The company is also building products for edge AI and end devices, including AI notebooks and intelligent modules. Management describes this layer as a heterogeneous stack that combines GPU, CPU, NPU, and VPU resources for local AI workloads. Financially, the segment is still early. Edge and terminal products contributed roughly 1.7% of 2025 revenue, so the investment case still depends far more on cloud infrastructure than on client devices.

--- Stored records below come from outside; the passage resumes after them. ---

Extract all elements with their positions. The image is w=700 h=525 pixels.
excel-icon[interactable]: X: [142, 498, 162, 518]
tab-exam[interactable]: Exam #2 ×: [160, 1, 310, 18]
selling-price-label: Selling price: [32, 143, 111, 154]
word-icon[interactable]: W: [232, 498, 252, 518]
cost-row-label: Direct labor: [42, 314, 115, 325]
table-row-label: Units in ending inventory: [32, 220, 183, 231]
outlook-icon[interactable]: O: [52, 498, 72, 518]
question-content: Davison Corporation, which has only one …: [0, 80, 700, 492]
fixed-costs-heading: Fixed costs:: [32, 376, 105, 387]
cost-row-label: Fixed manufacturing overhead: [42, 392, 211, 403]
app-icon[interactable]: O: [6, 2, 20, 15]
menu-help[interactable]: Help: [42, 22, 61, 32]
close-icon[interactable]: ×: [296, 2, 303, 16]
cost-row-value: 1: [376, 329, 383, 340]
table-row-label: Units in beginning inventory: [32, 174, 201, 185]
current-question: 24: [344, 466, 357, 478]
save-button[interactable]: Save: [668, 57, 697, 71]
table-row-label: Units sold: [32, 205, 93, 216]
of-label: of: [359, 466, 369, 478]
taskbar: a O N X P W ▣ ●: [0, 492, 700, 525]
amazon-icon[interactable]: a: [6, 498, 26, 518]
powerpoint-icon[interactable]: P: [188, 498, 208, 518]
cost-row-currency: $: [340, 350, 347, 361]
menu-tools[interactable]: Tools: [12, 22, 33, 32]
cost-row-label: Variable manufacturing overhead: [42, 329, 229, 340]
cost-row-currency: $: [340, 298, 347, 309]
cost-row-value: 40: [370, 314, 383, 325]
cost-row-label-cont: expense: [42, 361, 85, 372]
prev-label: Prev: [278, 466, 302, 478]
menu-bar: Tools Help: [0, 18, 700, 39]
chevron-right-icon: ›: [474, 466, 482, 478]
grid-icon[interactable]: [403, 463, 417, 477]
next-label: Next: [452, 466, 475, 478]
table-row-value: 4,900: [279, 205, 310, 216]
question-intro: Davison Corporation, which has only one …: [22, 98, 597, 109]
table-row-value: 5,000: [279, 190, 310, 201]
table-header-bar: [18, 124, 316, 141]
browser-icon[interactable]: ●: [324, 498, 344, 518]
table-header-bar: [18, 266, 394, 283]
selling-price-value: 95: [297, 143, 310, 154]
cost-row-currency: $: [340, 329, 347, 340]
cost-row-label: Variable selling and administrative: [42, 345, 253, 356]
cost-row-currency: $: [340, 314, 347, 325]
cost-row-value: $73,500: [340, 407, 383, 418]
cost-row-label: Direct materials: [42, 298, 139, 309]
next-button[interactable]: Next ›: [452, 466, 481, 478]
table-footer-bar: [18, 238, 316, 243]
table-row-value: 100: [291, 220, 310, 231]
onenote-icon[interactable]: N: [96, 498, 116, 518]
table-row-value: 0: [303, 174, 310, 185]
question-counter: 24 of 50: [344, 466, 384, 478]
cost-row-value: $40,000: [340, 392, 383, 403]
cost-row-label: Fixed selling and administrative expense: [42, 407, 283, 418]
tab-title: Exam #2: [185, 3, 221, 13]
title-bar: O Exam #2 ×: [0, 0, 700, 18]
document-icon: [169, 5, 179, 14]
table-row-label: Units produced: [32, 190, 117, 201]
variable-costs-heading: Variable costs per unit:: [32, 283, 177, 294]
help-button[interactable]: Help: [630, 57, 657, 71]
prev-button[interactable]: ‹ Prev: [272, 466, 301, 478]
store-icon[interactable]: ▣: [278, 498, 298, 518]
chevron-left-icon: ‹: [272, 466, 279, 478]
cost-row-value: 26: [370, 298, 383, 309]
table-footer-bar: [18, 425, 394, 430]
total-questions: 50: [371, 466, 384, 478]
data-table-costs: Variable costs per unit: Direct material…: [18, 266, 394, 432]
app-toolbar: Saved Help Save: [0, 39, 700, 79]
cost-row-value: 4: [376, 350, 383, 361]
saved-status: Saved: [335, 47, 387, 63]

- Software is a key part of the moat.
Moore Threads has built its own MUSA architecture and software stack, with support that spans AI acceleration, graphics rendering, video processing, and scientific computing. It has also extended that stack from chips to boards to clusters. In practice, this means Moore Threads is selling a domestic compute platform, not only a GPU chip, which matters in China’s market where software compatibility and cluster orchestration are as important as raw silicon performance.
Moore Threads’ market position comes from breadth. In its 2025 annual report, the company says it is one of the few domestic vendors already shipping full-function GPUs at commercial scale. By the end of 2025, it had released five GPU architectures spanning cloud, edge, and terminal use cases. The same report says its MTT S5000 sits in the first tier for domestic AI infrastructure and that Moore Threads has already commercialized thousand-card and ten-thousand-card clusters, with the Huagang architecture designed for clusters above 100,000 cards. That places Moore Threads in a stronger position than many local peers on product range, software depth, and cluster delivery.
The latest numbers support that positioning. In Q1 2026, revenue rose 155.35% year over year to RMB 737.6 million and net profit turned positive at RMB 29.4 million. For now, that looks like early proof that Moore Threads’ cloud-first business model is translating into real commercial scale.